When she sat down in the chair across from me she turned her head to the man
sitting next to her, slightly raised her chin and compressed her lips into a
faint smile. The man nodded his head in turn and quickly ran his eyes down her
body.
Because she was sitting at the other end of the
room and because that room was getting pretty crowded as time went by I was
reduced to seeing only bits and pieces of her, like a foot, an ankle, an arm or
a finger with a wedding band. Suddenly I saw her left eye, staring at me from
behind the hip of an older woman and I stared back at it. The eye looked away,
turned to the magazine in another woman’s lap, scattered towards the
ceiling and eventually ended up with me again. Our eyes locked in what must
have been the longest three or four seconds of my life. Finally she looked away,
disappeared completely behind the hip of the woman in front of me and allowed
me to start blushing all the way up to my eartips.
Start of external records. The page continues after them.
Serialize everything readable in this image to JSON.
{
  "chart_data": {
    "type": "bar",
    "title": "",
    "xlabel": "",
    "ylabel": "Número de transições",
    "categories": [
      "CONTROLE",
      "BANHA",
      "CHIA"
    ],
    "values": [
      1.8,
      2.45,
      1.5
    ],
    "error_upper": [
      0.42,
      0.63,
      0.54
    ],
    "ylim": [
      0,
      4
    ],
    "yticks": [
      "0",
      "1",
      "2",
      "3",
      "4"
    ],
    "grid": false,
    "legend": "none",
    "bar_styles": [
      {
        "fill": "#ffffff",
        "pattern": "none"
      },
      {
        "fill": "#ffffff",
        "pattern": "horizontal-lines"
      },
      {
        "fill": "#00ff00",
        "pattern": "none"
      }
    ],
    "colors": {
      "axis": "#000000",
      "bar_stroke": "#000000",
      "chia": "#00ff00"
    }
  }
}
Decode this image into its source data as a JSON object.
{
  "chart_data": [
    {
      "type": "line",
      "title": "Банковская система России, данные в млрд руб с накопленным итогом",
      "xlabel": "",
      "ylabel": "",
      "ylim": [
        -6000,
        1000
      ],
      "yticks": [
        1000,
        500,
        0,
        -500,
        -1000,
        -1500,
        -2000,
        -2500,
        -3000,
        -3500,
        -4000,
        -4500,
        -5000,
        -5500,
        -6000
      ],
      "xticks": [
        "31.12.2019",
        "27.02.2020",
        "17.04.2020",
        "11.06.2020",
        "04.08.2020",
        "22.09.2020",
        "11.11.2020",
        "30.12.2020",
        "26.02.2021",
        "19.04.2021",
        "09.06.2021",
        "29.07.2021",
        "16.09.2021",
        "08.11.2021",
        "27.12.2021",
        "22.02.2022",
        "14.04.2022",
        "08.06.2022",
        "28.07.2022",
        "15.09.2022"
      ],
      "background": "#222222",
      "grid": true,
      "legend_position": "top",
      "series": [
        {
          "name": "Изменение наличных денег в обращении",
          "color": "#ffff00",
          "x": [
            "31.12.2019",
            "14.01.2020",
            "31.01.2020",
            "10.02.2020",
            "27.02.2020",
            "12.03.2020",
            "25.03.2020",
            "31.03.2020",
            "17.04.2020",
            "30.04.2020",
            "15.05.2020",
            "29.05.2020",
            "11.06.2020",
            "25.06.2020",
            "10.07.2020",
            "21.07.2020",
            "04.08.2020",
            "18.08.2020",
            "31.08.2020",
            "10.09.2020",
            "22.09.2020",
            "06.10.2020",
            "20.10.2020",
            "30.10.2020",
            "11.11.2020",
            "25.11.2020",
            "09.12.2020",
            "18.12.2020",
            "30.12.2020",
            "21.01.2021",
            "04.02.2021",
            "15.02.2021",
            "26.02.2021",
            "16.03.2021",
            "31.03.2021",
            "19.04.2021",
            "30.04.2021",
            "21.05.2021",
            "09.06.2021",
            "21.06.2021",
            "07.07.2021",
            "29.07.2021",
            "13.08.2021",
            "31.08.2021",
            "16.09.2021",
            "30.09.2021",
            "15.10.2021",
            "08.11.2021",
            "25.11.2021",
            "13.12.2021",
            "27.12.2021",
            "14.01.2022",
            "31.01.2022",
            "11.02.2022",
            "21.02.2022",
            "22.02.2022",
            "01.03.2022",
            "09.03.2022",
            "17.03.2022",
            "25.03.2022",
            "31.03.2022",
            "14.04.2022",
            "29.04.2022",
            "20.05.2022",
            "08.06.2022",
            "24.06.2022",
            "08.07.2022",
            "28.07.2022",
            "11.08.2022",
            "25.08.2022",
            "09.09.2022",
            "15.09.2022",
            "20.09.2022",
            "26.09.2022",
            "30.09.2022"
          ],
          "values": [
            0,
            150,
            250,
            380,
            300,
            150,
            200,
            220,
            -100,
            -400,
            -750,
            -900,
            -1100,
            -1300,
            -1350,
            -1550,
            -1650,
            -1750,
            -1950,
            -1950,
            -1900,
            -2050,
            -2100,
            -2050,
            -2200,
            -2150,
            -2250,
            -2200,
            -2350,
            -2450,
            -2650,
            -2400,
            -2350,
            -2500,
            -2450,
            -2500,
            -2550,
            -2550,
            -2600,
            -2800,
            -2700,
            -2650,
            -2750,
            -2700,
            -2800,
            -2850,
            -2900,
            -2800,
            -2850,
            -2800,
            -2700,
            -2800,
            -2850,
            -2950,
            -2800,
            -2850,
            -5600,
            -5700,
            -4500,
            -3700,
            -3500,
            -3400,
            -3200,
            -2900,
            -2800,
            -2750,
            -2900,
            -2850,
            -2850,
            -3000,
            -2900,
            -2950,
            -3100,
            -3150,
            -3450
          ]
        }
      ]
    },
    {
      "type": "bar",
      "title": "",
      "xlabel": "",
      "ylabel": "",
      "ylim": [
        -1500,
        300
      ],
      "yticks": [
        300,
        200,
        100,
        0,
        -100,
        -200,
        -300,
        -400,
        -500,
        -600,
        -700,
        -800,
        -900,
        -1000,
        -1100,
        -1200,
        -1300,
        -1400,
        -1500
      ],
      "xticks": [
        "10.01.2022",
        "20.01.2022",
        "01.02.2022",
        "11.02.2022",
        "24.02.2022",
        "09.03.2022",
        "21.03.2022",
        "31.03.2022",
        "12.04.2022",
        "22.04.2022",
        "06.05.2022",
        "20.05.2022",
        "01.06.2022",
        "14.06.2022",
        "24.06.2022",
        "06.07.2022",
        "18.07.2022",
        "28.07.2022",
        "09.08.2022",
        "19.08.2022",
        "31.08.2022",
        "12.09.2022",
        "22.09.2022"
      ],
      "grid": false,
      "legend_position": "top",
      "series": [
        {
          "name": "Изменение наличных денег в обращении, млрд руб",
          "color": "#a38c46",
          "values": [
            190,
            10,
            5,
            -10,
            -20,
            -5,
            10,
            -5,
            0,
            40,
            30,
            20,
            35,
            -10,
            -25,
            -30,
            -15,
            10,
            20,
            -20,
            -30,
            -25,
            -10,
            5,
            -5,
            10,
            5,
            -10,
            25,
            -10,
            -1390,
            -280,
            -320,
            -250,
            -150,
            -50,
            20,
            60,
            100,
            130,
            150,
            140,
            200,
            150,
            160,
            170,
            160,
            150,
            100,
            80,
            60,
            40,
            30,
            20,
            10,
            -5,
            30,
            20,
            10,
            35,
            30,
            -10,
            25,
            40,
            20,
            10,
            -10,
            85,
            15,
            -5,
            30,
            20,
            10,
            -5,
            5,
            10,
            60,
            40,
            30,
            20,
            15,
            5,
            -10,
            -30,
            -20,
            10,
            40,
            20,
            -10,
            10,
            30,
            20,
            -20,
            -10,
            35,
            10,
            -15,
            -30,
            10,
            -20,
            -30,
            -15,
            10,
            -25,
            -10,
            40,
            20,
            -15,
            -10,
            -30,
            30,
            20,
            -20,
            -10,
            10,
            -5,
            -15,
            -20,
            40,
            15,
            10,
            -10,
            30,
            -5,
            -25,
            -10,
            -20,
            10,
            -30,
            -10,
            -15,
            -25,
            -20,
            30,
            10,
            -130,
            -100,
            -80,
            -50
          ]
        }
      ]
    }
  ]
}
A little after that the glass doors opened up and
the group of talking, sweating people started to move towards the exit. As I
was standing up I tried my best not to look around to see where she was, but
couldn’t help scanning the crowd in front of me. I didn’t see her,
so I figured she had to be behind me. For all I knew she was staring at me
right then and there, just as I had done only moments earlier. I started
blushing again and pushed against the person in front of me, all the time
apologizing but also hoping to get me out of this room and onto that bus as
fast as possible.
In the bus, which had no seats, everybody just went
straight to the back. Because I didn’t feel like rubbing up to a pair of
sticky legs or arms I decided to stay in front, just behind the driver’s
eat. I was leaning up against the window and watching the reflected faces of
the people passing by behind me when I saw her. She looked at me, stepped out
of line and casually took the place beside me. She could have walked on, to the
back of the bus, far away from the boy who had been staring at her in that
small, sweaty waiting room, but she didn’t. She had walked up to me and
deliberately positioned herself next to me. I could feel her eyes burning holes
in my back. Sweat started to pierce through my skin and I was almost certain
that small sweat stains were starting to build around my armpits. Her sent was
fresh, like a lemon. She obviously wore perfume, I didn’t and I
couldn’t stop worrying if she was able to smell me. Only after the doors
had closed and the bus had roared off onto the runway I turned around and
looked her in the face. Her chin went up and her lips came together in a faint
smile, almost like the one she showed the person in the seat next to her a
couple of minutes ago. Almost.
This time there was something different about her smile, but I wasn’t
sure what it was or how to call it.
When the doors opened up again and the plane was
waiting outside she slowly started to walk away from me without having said a
single word. Of course dozens of conversations had flashed through my mind
during the two or three minutes we stood side by side in that damp airport bus,
but not one of them seemed worth while starting. When people started lining up
to climb the small staircase to the plane she left the line, walked further
away from me, and cut in again right before the staircase. When she was
standing at the top of the stairs she tilted her head slightly backward, maybe
to see the airport building or the plane flying just over it, and suddenly the
wind caught her hair, pulling it way back and exposing her cheeks. To my
surprise they were almost completely covered with pimples, just like the ones
you suffer from in puberty. Quickly she tried to bring her hair back alongside
her face, but the wind wouldn’t let her. Just seconds later she
disappeared into the small, egg-shaped hole of the plane, still covering the
sides of her face with her long, slightly bony hand.
It was uncommon for a woman her age to still
suffer from acne, but she did and never again did I see such a beautiful person
as I did that day, standing at the bottom of a staircase that would take me to
London Heathrow, where I was headed with no idea what it was I wanted out of
life, although I felt it had to be something good and something beautiful,
because that was all that really mattered.